Eugenics back in California?
Doctors working for California prisons have been sterilizing female inmates without obtaining proper legal approvals, according to a watchdog organization. The Center for Investigative Reporting (CIR) says two state prisons performed tubal ligations on at least 148 female inmates between 2006 and 2010, and possibly 100 more dating back to the 1990s.
Although all the women were pregnant and allegedly gave their informed consent to the operation—a nonreversible procedure during which the fallopian tubes are tied, preventing conception—some women claim doctors repeatedly pressured them to agree to the operation. In at least one case, an inmate was sedated and strapped to an operating table in preparation for a cesarean section when a doctor pressed for her consent. Court rulings have declared that women cannot give legal consent to sterilization during childbirth because the pain and emotional impact may affect their judgment.
Even if women had given proper consent, federal and state laws restrict tubal ligation of female prisoners. The laws are intended to prevent a repeat of the mass sterilizations of inmates and the mentally disabled that took place in many states during the first half of the 20th century—a sordid history of American eugenics. A third of such procedures took place in California, where over 20,000 men and women were sterilized before 1964.
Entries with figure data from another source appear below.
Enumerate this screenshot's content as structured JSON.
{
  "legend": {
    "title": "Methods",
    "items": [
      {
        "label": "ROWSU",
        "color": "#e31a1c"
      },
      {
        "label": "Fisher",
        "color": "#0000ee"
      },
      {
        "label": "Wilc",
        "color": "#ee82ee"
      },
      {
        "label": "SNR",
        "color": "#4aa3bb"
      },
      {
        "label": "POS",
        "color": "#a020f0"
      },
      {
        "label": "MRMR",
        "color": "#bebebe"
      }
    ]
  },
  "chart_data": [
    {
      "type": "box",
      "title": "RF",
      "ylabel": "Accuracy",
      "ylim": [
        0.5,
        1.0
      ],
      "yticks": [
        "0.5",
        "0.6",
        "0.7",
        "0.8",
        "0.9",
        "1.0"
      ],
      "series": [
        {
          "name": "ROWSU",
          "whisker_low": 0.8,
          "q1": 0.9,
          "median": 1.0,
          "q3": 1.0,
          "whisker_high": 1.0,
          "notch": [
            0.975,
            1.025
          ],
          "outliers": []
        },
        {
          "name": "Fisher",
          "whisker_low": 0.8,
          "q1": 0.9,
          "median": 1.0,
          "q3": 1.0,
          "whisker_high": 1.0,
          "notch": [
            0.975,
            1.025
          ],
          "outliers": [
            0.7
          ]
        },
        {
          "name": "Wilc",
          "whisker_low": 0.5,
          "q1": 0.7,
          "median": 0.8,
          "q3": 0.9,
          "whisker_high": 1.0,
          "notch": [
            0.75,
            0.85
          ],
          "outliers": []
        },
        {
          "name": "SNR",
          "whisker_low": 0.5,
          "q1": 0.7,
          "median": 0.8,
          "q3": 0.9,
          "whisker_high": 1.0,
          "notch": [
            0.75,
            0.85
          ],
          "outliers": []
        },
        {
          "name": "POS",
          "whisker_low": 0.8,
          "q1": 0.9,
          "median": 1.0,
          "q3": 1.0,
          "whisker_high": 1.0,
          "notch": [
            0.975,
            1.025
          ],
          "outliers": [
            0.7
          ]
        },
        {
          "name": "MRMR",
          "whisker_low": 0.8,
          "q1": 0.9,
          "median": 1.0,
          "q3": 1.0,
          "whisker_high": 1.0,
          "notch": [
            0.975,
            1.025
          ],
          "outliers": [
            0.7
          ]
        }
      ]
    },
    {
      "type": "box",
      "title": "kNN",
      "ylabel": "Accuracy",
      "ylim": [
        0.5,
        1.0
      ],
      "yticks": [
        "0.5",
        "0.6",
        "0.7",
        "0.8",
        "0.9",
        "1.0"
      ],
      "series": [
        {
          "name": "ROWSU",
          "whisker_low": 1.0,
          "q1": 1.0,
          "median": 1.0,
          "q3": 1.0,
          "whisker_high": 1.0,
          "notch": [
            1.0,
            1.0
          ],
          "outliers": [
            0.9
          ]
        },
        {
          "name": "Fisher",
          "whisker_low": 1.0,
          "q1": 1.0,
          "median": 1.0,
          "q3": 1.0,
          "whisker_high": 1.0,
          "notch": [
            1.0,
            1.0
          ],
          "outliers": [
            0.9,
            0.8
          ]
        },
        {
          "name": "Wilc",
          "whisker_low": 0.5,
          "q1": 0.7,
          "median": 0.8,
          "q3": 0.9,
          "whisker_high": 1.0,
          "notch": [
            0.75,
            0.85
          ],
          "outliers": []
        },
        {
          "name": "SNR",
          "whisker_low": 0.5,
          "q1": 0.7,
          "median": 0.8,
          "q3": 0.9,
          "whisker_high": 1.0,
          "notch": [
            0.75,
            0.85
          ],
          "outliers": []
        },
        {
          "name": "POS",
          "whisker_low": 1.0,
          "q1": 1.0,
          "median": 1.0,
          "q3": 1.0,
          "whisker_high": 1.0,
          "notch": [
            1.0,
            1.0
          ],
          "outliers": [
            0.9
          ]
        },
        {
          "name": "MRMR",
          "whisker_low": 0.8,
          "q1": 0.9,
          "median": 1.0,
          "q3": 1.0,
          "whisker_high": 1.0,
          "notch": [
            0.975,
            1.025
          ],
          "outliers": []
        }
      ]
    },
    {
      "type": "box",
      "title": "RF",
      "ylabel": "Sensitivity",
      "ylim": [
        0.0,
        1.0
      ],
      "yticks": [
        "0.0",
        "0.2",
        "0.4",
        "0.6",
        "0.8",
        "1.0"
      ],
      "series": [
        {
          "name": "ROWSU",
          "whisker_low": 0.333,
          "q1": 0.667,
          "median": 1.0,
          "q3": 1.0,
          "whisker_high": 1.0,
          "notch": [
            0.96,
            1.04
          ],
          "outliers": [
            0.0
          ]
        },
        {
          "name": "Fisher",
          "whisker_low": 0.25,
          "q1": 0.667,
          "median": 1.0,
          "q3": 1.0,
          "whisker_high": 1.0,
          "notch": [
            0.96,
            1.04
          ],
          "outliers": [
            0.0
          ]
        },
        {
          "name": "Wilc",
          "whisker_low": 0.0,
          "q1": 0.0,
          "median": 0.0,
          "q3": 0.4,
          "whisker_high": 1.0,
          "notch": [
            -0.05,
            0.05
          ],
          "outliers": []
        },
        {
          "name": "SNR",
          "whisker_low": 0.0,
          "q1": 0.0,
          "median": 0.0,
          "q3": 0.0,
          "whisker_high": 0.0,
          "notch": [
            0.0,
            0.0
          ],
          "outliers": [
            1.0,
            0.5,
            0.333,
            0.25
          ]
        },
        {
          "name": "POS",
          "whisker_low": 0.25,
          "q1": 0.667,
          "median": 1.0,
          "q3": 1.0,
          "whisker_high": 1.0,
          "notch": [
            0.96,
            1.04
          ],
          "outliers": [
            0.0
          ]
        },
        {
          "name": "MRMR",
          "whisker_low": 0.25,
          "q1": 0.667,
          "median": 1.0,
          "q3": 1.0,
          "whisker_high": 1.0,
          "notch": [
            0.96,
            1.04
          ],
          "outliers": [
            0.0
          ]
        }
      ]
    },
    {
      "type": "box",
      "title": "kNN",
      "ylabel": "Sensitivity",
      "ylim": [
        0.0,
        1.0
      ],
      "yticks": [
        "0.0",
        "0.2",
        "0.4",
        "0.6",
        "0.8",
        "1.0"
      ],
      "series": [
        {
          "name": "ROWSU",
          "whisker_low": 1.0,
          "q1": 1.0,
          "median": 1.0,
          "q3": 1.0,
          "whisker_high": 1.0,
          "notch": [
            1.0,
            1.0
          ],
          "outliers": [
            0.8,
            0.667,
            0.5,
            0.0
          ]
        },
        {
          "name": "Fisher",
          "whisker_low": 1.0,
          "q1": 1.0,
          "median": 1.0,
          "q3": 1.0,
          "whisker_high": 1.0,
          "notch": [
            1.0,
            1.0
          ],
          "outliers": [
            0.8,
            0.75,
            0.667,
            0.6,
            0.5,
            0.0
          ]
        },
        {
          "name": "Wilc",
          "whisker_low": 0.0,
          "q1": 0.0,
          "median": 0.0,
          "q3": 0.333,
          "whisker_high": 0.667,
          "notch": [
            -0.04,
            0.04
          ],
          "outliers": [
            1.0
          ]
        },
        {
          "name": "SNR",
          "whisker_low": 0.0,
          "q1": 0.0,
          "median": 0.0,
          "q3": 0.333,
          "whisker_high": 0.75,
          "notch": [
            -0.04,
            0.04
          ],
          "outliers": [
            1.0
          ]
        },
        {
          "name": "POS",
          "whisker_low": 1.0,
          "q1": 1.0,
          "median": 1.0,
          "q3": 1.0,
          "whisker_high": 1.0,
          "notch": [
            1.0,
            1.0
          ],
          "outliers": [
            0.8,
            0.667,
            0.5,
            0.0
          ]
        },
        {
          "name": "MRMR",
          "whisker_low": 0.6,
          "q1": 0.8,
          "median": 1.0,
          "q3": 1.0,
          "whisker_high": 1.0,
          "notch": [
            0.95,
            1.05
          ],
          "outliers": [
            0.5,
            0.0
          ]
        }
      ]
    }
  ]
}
Today, California law allows tubal ligation only if each case is approved by two health committees, including a “healthcare review committee.”
But Ricki Barnett, the doctor who leads the state prison system’s healthcare review committee, told CIR that prison doctors had never submitted any tubal ligation requests to her committee for approval. After a prisoner rights group complained of the practice in 2010, Barnett met with prison officials and doctors to tell them to stop performing unauthorized sterilizations. They acted unaware they needed any higher approval to sterilize inmates, Barnett said.
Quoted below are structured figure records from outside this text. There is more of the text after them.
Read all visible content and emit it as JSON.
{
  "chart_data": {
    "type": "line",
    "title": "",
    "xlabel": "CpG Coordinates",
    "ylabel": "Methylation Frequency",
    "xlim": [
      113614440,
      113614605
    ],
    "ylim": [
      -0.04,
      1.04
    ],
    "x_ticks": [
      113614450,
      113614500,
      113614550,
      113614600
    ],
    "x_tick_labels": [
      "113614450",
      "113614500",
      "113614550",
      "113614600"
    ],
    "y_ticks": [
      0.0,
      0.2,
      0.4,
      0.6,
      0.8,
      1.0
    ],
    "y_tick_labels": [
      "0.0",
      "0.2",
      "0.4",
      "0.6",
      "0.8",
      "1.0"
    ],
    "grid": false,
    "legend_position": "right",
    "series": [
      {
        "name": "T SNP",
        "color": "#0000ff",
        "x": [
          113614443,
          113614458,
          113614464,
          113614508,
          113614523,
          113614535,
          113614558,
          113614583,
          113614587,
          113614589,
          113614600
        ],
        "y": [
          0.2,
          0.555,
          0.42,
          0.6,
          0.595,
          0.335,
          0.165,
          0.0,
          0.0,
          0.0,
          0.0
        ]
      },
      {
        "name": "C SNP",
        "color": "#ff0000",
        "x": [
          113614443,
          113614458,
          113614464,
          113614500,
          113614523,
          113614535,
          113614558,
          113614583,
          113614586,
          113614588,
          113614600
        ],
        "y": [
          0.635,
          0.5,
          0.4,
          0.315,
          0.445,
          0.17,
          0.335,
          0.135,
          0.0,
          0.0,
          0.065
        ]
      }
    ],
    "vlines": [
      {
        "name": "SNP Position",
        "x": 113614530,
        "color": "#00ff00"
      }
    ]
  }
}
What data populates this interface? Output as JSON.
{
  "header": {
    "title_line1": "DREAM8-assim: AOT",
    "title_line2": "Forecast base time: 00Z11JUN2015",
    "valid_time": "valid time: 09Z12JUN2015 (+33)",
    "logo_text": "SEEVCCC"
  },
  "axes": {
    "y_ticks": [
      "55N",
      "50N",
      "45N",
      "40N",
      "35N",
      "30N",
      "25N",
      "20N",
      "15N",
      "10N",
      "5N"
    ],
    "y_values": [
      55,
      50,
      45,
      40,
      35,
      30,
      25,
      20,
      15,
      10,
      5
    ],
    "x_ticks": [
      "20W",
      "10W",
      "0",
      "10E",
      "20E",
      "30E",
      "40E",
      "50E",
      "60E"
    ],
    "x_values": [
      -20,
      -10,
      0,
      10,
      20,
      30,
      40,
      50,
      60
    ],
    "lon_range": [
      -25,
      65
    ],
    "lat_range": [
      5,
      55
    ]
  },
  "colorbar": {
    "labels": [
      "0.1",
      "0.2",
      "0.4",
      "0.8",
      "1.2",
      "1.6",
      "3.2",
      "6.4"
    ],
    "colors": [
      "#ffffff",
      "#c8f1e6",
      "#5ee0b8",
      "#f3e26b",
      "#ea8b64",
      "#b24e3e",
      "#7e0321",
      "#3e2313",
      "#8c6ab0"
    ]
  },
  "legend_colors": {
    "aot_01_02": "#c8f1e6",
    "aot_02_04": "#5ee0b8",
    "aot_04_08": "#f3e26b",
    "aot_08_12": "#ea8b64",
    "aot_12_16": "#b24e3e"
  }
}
A medical manager at the former Valley State Prison for Women, in Chowchilla, Calif., told CIR that she and the prison’s OB-GYN, James Heinrich, had viewed the legal restrictions as unfair to women, and tried to find ways around the law—including by labeling the operation a “medical emergency.”
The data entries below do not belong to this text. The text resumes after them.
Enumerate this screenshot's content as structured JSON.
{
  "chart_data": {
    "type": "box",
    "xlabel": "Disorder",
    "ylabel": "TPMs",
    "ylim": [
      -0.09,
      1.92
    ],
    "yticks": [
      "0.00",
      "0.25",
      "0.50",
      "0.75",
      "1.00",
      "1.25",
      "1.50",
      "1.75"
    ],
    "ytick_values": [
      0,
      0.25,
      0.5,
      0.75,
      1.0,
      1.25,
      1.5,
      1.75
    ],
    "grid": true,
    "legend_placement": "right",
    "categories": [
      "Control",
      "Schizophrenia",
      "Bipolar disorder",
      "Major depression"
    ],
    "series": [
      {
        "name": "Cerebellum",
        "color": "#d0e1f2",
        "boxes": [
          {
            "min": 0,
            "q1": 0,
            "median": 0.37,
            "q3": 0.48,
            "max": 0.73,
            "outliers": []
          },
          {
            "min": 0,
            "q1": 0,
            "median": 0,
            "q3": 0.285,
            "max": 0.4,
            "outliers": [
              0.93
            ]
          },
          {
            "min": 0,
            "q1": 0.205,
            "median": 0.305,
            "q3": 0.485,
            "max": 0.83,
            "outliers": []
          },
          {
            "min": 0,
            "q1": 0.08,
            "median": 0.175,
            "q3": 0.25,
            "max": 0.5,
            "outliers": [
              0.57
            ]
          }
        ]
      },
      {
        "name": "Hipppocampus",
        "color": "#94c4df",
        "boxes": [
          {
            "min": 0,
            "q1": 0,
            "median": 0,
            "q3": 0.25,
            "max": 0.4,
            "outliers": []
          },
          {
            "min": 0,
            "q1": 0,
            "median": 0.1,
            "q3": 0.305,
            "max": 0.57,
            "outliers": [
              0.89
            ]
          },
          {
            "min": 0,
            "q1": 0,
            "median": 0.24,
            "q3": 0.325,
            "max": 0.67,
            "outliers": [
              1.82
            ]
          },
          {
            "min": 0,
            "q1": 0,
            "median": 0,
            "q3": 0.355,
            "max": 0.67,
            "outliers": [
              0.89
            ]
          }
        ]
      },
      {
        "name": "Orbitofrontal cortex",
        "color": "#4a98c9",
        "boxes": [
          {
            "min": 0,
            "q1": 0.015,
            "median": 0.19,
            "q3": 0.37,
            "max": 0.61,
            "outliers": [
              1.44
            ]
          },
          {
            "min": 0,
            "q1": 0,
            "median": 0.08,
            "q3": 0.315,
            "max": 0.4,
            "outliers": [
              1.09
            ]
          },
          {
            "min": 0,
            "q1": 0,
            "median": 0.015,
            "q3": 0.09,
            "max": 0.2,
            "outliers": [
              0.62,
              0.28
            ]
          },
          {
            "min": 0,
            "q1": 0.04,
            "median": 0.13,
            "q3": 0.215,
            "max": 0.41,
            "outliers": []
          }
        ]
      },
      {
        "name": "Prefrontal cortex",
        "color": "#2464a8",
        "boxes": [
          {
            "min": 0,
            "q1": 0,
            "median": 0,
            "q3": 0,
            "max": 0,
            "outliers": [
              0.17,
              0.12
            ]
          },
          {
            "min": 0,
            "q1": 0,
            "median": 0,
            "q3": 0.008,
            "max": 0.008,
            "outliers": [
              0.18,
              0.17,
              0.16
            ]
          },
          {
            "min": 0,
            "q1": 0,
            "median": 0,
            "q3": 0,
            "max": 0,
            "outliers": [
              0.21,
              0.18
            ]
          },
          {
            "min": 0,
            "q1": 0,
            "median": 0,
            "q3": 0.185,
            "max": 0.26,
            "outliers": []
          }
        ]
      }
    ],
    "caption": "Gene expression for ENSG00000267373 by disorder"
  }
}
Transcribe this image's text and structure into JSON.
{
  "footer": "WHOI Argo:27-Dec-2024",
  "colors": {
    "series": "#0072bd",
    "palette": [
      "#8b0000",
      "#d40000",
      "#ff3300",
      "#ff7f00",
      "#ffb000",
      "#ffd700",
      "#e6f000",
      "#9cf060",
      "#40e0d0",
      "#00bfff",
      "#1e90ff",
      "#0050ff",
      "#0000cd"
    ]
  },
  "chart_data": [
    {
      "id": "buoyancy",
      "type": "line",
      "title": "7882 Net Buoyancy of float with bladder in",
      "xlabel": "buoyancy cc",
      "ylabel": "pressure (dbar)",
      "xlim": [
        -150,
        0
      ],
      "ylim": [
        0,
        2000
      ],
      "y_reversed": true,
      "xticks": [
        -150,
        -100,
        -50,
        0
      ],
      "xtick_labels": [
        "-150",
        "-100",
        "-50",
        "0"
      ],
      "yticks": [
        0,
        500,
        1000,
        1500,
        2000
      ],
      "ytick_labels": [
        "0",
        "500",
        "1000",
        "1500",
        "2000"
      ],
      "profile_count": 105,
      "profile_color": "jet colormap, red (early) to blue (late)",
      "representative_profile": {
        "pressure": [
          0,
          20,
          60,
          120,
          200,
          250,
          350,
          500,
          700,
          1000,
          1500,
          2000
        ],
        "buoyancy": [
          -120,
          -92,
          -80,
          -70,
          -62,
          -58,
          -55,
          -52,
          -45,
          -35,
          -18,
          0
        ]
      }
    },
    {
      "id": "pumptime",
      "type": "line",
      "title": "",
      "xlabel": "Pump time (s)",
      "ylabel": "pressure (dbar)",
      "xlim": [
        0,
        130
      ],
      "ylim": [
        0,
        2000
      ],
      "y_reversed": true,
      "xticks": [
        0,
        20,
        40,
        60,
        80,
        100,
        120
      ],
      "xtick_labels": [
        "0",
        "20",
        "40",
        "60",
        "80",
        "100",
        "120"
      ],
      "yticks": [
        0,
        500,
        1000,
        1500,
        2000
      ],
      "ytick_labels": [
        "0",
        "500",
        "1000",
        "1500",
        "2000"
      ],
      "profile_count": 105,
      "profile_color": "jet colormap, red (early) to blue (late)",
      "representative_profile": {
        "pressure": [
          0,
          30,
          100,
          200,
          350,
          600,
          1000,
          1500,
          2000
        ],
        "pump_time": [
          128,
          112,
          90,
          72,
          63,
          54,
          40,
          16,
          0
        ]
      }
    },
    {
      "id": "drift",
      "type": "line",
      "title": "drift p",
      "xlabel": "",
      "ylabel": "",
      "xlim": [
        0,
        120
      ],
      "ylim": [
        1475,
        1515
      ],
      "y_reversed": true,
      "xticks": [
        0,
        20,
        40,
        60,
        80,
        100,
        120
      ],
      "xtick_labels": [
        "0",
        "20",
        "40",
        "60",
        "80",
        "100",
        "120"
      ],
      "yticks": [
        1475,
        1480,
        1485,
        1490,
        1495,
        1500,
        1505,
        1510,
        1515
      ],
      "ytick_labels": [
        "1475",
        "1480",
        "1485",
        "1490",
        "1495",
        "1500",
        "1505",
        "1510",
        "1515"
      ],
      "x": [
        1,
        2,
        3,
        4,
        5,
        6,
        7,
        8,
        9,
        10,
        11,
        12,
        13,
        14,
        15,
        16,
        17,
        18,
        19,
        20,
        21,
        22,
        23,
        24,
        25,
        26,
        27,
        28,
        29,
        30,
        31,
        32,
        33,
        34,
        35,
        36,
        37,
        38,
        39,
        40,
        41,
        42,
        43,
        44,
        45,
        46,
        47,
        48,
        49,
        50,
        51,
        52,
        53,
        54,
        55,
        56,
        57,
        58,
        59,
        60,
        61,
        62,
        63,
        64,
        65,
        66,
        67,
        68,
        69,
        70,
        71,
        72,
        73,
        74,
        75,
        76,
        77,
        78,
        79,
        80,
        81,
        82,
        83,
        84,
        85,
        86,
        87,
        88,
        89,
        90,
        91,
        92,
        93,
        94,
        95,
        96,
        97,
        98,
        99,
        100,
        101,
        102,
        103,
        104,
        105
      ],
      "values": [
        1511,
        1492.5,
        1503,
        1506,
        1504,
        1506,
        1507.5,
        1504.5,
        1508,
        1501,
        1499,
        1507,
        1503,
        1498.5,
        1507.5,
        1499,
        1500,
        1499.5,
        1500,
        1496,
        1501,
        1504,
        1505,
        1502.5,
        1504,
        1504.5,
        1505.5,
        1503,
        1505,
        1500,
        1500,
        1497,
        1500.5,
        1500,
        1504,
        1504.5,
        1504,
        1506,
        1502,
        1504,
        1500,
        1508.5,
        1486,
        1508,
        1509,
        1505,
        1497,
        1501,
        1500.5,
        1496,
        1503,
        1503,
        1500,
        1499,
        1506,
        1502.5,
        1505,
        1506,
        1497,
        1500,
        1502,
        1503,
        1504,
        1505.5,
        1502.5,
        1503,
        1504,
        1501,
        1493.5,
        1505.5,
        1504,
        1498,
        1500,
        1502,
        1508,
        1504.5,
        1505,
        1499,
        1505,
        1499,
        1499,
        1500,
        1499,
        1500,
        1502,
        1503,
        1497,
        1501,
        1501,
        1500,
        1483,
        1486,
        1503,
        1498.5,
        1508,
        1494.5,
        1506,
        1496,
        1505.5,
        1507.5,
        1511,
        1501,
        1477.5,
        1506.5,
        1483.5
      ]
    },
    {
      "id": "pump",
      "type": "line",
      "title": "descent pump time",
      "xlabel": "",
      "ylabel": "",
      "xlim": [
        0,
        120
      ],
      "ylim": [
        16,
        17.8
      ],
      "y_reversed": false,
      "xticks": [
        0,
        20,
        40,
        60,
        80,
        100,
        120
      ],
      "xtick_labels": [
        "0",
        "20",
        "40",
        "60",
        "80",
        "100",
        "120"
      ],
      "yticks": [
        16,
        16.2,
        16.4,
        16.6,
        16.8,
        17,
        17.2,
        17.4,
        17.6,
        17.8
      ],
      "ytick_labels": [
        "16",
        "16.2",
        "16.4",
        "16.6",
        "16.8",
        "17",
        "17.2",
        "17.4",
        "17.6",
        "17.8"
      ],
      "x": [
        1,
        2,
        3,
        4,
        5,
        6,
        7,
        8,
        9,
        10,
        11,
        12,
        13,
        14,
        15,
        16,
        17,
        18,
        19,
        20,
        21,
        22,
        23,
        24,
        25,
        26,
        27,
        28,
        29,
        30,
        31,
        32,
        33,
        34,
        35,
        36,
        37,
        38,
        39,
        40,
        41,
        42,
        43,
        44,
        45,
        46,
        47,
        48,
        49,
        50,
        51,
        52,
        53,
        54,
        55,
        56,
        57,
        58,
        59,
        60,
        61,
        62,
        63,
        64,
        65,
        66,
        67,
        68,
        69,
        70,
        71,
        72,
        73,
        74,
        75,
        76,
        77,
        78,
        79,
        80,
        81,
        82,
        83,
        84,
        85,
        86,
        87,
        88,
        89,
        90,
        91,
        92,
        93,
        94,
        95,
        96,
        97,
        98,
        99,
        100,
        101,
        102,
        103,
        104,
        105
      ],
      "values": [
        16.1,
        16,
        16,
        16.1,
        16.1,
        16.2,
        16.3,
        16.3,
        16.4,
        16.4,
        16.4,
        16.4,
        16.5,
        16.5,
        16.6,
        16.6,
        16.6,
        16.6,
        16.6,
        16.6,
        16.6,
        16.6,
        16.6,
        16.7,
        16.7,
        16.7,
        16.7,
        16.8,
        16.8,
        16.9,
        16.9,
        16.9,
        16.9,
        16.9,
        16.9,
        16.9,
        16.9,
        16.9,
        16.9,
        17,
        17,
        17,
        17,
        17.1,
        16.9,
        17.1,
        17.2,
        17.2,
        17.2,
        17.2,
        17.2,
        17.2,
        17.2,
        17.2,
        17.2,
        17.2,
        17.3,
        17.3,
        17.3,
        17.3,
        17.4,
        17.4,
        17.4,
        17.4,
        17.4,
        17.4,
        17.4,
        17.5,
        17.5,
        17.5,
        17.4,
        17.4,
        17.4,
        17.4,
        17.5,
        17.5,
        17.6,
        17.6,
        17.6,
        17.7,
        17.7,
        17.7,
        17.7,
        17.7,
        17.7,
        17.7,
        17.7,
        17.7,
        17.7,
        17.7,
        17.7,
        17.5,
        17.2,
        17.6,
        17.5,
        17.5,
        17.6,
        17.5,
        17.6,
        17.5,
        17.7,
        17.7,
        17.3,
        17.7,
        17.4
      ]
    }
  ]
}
Heinrich said tubal ligation was a service he offered to women who had previous C-sections. He said it was a preventative measure against complications that might arise in future pregnancies, such as the tearing of scar tissue.
But another doctor said permanent sterilization isn’t necessary to prevent such pregnancy risks. At least three former inmates claim doctors asked them if they wanted their tubes tied without offering any medical justification.
Christina Cordero, an Upland, Calif., resident who served time at Valley State for stealing a vehicle, said Heinrich pressured her to agree to sterilization while she was pregnant. “As soon as he found out that I had five kids, he suggested that I look into getting it done. The closer I got to my due date, the more he talked about it,” Cordero told CIR. “He made me feel like a bad mother if I didn’t do it.” She eventually agreed to the procedure, but regrets it today.
The California Department of Corrections and Rehabilitation spent $147,460 performing tubal ligations between 1997 and 2010. Heinrich, 69, told CIR that “isn’t a huge amount of money” spread over a decade, “compared to what you save in welfare paying for these unwanted children—as they procreated more.”